Tuesday, June 26, 2012

We had to move

    It had not been a month yet from the day I discovered that I was not whole. I was adjusting to the new “part” of me. Getting used to the idea that I could carry on a conversation with myself was interesting. Slowly I had accepted that I had memory  repressed. It was a very emotional time for me. I felt the extreme sorrow for what innocence I thought I had. Now that illusion was shattered. I felt so angry at the hurt I had to endure.  I hated and felt anger towards my enemy. I also had a myriad of emotions towards my family to deal with. The family I grew up in did not protect me from this perceived tragedy. The family I had created with marriage and childbirth was so demanding. I wanted to crawl into a hole and not come out until I felt better. I loved my husband and children but I felt so shaken up and upset. 

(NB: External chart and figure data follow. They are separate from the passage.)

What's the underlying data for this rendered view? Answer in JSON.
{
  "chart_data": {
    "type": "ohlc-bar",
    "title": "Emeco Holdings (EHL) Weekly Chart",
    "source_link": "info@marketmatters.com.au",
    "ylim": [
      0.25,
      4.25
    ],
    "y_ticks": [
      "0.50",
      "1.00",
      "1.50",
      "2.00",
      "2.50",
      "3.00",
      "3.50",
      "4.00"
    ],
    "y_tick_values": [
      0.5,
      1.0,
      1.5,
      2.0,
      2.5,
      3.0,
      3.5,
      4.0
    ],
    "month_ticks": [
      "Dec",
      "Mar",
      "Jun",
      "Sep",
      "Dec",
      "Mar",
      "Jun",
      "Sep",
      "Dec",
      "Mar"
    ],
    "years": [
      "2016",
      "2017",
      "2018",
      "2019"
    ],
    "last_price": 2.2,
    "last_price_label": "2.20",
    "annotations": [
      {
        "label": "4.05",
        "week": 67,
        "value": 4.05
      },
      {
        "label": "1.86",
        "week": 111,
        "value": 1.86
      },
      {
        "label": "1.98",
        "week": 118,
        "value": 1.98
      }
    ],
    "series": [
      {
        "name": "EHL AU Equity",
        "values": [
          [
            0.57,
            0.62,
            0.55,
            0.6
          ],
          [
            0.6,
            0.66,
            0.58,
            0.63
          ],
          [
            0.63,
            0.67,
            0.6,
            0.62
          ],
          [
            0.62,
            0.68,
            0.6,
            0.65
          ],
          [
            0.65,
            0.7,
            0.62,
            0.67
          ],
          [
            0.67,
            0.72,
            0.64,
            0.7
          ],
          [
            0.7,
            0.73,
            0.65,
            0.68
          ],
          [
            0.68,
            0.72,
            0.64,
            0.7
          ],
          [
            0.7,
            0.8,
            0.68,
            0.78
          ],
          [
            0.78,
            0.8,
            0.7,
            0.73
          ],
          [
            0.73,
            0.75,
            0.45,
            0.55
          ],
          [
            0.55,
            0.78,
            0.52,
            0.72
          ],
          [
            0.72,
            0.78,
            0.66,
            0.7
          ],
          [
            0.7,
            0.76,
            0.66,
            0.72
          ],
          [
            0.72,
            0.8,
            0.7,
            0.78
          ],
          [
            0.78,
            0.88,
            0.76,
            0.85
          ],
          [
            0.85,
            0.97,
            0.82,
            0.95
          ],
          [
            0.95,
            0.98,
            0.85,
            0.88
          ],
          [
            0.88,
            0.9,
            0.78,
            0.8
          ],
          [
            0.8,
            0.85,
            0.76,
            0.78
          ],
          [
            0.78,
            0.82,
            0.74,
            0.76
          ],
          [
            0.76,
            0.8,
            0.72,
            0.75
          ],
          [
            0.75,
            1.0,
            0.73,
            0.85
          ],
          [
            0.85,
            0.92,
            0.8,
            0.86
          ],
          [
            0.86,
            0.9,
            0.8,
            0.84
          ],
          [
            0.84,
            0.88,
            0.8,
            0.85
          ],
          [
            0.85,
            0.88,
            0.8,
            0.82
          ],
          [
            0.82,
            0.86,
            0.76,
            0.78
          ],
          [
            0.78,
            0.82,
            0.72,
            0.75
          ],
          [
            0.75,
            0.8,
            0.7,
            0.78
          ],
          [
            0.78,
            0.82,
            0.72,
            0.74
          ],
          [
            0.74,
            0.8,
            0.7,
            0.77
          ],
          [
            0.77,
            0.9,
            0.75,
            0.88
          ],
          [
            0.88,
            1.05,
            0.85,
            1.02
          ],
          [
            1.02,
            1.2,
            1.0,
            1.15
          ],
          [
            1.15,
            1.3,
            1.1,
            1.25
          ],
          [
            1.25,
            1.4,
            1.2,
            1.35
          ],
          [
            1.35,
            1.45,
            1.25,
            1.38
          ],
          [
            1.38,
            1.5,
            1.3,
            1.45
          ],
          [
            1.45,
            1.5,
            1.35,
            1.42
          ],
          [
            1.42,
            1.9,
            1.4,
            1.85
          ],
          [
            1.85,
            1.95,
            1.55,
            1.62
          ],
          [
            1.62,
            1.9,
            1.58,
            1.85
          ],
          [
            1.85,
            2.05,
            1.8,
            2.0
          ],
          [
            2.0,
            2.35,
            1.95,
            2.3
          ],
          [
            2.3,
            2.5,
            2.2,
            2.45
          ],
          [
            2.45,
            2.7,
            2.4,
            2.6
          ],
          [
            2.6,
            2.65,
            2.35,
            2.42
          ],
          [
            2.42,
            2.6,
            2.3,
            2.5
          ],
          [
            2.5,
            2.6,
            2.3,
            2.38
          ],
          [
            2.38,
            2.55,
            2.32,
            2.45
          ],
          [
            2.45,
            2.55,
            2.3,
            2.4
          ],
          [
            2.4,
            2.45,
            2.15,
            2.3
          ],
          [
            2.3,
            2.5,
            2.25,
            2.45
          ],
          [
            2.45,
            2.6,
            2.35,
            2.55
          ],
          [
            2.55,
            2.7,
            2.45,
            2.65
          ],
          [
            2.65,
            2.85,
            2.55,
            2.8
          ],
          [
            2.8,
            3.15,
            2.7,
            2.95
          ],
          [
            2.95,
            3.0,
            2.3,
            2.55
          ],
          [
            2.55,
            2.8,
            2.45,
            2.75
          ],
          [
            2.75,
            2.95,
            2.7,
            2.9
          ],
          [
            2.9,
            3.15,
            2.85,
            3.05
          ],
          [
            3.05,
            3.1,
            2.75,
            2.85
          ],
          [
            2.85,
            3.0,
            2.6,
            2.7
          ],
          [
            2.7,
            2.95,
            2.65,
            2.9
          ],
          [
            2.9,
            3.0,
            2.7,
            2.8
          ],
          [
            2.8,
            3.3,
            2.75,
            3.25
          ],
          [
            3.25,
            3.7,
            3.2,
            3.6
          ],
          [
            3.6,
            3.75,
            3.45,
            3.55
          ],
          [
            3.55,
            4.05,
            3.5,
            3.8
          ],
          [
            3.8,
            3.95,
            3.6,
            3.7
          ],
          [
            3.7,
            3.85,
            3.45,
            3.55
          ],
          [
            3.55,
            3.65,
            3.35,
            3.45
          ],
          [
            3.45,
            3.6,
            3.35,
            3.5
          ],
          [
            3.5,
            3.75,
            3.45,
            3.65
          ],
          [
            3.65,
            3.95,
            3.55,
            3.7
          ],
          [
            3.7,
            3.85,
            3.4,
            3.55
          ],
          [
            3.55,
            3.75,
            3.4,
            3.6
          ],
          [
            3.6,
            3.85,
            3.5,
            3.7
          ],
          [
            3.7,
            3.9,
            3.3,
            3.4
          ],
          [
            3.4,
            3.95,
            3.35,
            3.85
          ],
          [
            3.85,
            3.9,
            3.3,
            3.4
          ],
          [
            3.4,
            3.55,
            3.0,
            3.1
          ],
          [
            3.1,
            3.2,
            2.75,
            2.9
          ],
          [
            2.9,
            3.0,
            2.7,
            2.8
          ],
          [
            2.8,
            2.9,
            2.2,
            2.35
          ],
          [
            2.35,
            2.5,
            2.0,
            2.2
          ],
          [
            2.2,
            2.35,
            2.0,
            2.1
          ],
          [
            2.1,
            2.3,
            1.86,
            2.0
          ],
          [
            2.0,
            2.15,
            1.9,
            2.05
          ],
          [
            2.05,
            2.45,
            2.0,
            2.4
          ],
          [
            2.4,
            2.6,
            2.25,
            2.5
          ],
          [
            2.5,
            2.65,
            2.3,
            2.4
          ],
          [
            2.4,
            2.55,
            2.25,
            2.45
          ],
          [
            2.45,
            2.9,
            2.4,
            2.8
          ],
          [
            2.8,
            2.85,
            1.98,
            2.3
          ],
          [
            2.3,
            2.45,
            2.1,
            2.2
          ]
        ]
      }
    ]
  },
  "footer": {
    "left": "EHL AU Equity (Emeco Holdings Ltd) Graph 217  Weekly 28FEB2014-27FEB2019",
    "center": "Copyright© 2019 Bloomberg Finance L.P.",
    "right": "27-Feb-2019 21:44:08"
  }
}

     There were other things happening then that added to the general upset. My husband was employed by a company my father owned and operated. The family business was not going well. My husband had been working for months with receiving a pay check. Back then we were surviving on a small income well below the poverty level. I was not working and with three small mouths to feed money was important. We looked at the time he had worked without pay and estimated that the company owed us 5000$. This was in 1990 and it seemed like a lot of money. Things at work had grown increasingly tense. By the end of that week the company filed chapter 11 and we knew we would not ever be recompensed. Between the unhappiness at work and the disturbance at home with me, Jim could not find peace. 
   On a Wednesday he came home and announced that his job was terminated. In some ways it was a relief . He had been working hard without pay. Not only that but the politics and pressure in the workplace were taking a toll on both of us. Now he would need to look for another job and had already started that difficult task. There was pressure to pay bills. It seemed like another bad thing happening to us. 
     At that time in my spiritual outlook I believed that God loved me based my ability to live His commandments. I was not so sure I deserved His love or favor. I fearfully lived waiting for the next bad thing to come along. My childhood had been a soap opera full of “bad things”. The loss of the imagined security I thought I had with an employed husband was the next expected punishment from God. 
   I blew up after an argument with my husband and dramatically said I had to get away. I wanted to get out the city. I was hurting and felt out of control. I could not sort my thoughts and be real rational. I was going to get in the car and just drive. Without money or means to really go anywhere I told my husband I was going to the mountains. I did not plan on taking anyone with me. He could tell that I had flipped out and that he could not talk me out of going. He lovingly and firmly told me that he and the babies were all going with me. 
   He threw our small tent and a flashlight, our sleeping bags and some snacks into the back of our small car. Soon we were driving away from it all. Even though I had been angry at him and at the circumstances we faced, I was relieved to not be alone and crazy.  I did not trust myself. I had never threatened to leave or had even really thought of it. This was not leaving but getting away. It was something as a mother of a baby and two toddlers I did not do. 
  I do not remember much about the details of the trip. It was early may in the middle of the week. We did not go to a formal campground. We just found a pretty place in mountains to set up a tent. The only tent we owned was a one man pup tent my husband had leftover from his scouting days. I slept with my youngest baby on my chest all night in the tent along with my eldest daughter who was 3. . Jim slept outside under the stars with our  2yr old son on his chest. We woke early before the sun came up with a light dusting of snow. It was too cold to get and leave but also too cold to stay and sleep more.  Just like in out real lives we had to move. 
   By morning we had packed up and driven home to our warm safe house. It was like we had passed some sort of test. I had lost my mind and headed off who know where in a moment of rage. He had carefully insisted on going with me. There was no time to make responsible arrangements. We had both done the best we could under the circumstances. It had been risky and foolish, but we survived and remembered it as a good time. The extreme of emotion mixed with the spontaneous excursion together with the cold, the hunger and heights of the mountain made it something to remember. Now that I am past feeling guilty for doing it I can remember my husbands protection and care with fondness.